Today I was watching Stranger Things (No spoilers, I promise) and a character brought up The Anniversary Effect. Talking about how the anniversary of traumatic effects can bring back some of those intense feelings. Then, I realized that I had ended my abusive relationship two years ago this month.

I don't know when these feelings will end, or any other ways to process them so I'm posting this. I, like many, don't enjoy feeling powerless.
 
Nikki, thank you so much for sharing your post. Things like this can be so hard to share, especially when it feels like you are just screaming in an empty space alone. Let me be the first to commend you on your bravery for sharing how you feel. I know you feel powerless but I assure you that you are far from being that. If anything, the stress and anxiety you feel inside is signs of a strong heart that has had to be strong alone for far too long.

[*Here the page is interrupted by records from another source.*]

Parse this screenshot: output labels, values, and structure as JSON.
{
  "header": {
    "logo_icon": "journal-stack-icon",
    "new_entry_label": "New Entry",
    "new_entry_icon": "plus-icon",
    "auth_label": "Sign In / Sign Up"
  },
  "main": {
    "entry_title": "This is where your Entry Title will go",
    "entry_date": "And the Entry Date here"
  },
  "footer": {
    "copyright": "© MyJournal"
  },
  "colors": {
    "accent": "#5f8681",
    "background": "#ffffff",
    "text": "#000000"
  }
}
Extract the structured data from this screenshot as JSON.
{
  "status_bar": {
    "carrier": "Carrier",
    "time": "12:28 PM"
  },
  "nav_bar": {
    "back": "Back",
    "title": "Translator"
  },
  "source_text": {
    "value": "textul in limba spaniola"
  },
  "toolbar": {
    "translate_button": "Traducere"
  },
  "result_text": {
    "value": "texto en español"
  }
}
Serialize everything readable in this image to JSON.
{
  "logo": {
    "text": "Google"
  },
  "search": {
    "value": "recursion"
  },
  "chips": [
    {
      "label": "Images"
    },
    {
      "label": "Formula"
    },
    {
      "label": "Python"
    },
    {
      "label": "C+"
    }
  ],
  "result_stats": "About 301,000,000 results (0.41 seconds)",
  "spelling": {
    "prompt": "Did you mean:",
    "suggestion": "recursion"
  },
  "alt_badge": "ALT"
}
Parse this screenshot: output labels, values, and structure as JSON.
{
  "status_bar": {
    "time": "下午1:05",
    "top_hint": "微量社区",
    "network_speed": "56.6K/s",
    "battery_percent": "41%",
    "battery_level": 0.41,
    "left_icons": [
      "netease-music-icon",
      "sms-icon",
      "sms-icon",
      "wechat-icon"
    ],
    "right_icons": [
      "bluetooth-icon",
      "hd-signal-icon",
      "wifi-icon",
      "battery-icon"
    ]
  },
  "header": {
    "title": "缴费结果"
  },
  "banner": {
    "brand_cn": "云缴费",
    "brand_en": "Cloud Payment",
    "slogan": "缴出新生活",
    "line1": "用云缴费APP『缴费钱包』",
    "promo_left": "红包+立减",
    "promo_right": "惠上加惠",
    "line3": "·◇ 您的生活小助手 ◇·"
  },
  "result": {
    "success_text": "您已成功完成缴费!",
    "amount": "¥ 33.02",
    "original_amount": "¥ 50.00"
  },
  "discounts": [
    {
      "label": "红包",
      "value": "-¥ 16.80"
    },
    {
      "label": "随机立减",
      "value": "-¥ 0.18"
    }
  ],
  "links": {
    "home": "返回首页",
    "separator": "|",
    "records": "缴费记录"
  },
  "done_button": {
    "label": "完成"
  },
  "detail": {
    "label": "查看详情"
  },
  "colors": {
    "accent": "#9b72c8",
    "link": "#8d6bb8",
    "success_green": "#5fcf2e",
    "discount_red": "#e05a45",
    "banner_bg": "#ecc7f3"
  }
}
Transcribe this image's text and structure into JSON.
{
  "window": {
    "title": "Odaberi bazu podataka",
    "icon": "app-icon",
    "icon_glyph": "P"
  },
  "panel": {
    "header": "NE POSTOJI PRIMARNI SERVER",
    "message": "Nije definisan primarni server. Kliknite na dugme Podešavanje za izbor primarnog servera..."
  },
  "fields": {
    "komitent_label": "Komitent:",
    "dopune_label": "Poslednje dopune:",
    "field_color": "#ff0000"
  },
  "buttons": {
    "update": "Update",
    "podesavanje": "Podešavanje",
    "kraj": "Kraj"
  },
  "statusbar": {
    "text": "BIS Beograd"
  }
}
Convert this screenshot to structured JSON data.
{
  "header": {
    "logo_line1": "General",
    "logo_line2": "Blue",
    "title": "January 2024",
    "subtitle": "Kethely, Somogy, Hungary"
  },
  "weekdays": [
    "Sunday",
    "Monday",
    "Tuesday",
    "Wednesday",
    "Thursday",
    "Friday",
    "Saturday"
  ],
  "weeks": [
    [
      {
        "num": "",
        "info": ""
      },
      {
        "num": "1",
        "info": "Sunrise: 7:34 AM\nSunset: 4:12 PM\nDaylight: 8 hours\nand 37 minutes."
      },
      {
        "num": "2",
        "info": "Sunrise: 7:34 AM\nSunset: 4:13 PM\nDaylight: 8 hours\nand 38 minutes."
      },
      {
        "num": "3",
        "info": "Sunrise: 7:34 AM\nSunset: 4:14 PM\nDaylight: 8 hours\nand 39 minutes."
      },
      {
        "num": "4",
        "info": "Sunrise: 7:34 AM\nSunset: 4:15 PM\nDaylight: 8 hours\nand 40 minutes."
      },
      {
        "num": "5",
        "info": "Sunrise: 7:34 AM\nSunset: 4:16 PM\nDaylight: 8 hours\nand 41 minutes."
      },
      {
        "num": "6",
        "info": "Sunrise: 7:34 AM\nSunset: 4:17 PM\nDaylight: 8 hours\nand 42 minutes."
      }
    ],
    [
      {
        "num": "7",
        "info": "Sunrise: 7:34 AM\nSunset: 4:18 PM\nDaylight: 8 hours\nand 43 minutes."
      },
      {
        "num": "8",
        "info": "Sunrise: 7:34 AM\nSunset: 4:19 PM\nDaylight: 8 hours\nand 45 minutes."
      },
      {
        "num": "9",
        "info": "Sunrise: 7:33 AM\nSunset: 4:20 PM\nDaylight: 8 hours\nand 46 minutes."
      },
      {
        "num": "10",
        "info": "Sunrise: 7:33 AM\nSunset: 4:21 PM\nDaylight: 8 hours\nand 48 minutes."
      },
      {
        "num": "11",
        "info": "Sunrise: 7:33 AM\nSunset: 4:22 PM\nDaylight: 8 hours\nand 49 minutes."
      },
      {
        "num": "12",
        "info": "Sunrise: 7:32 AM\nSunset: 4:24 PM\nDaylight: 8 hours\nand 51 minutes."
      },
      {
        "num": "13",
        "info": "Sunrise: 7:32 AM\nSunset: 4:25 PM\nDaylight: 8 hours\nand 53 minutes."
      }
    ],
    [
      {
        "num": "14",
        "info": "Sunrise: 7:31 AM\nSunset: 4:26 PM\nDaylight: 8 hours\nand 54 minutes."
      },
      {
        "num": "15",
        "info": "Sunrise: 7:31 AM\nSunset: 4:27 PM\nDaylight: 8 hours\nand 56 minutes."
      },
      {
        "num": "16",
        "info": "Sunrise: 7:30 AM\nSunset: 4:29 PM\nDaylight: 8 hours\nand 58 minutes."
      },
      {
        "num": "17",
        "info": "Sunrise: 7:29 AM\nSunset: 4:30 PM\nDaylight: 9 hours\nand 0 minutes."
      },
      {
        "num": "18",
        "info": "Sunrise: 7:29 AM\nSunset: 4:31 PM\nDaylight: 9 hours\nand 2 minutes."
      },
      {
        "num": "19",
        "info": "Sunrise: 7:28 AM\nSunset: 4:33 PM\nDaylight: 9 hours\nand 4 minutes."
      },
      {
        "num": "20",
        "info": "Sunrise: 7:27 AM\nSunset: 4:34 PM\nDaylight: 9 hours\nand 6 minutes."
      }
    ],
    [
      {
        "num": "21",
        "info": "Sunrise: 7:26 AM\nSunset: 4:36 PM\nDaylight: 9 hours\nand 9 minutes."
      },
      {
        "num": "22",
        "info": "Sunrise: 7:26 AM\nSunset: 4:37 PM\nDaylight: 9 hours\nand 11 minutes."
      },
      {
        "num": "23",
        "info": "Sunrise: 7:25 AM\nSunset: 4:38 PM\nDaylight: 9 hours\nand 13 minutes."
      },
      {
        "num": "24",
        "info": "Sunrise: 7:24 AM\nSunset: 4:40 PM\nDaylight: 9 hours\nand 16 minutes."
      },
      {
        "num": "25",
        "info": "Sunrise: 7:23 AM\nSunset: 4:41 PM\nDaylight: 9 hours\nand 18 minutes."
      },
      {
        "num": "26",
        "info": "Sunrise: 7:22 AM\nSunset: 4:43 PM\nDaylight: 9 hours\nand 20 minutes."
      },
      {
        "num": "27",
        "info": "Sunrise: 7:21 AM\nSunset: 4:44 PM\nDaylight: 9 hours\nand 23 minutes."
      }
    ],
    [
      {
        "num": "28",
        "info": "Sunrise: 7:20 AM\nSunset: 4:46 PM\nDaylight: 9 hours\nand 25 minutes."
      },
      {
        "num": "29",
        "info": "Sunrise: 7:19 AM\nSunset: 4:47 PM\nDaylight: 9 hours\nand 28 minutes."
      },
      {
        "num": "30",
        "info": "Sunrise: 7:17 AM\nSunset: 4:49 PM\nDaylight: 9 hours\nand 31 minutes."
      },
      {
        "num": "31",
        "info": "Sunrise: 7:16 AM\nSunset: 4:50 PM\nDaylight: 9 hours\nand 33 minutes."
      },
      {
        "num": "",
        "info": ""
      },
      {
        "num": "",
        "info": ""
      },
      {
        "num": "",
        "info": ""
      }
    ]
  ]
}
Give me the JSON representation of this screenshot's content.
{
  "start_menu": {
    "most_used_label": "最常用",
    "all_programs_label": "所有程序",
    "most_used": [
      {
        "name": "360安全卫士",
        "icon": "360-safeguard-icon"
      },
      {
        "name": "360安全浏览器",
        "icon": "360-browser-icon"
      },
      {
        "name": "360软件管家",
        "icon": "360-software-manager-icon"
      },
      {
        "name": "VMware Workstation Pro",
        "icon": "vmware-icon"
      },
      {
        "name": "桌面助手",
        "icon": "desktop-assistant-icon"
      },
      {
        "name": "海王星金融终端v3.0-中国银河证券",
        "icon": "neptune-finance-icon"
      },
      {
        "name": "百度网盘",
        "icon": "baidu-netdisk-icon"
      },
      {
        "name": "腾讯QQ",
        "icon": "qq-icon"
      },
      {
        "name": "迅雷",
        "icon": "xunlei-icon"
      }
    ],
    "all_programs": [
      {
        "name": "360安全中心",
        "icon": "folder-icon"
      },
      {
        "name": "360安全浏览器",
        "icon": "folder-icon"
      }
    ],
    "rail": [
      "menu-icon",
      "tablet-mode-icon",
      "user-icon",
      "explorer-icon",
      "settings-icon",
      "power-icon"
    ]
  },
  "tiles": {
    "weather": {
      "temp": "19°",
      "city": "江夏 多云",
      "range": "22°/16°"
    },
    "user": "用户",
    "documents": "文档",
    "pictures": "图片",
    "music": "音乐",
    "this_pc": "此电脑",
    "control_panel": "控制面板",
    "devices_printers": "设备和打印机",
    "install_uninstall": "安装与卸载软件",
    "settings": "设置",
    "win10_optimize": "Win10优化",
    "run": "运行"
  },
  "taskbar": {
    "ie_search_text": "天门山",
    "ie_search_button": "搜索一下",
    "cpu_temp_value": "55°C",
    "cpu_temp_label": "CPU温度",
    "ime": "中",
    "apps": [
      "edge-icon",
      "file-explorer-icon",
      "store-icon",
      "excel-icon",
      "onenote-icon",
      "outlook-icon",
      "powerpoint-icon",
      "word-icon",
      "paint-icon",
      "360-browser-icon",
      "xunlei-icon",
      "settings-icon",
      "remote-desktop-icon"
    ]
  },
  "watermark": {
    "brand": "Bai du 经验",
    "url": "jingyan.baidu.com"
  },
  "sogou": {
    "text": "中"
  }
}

Please be gentle on yourself, these things take time and ultimately for your own sanity, realise that none of this was your fault. Sometimes humanity does things that just make you despair on the cruel depths people are willing to sink. However, other times you come to places like this and your faith in humanity is restored, even if only slightly. We are all here for you, sharing in your journey and willing you to a place of contentment and happiness :). I know this may not be much, but know that if I could hug you right now I would. Never give up on being you because the world would be a worse off place :hug:
 
@Nikki Carter sorry for what you’re going through. The healing process can be a long one and a very frustrating one. But as Mundz said, even just beginning to share on here is a good step in the right direction. I’ve been in therapy for awhile for trauma and there are times I feel like I’m back at square one but I keep doing it bc well I don’t want to be this way forever. You mentioned an anniversary, boy those are tough triggers sometimes. I can totally understand your frustration. Be kind to yourself and don’t get too frustrated, it does take time, it would be totally kick ass if we could all resolve our PTSD and other things quickly but we can’t. Remember we are all here to chat with too. Take care.
 
I'm headed into an anniversary in the next week or so and I'm already climbing the walls. I talked with a friend who has control of his ptsd and he said just being aware that this is an anniversary reaction is a huge win. In the past I was unable to connect how I feel with why, this year I can. This year I have tools I can start to use so hopefully it won't be as bad. Next year, hopefully more tools and less stress...and so on. Eventually I will hopefully be able to get thru it without feeling that need to scream. (See all the hopefullys? )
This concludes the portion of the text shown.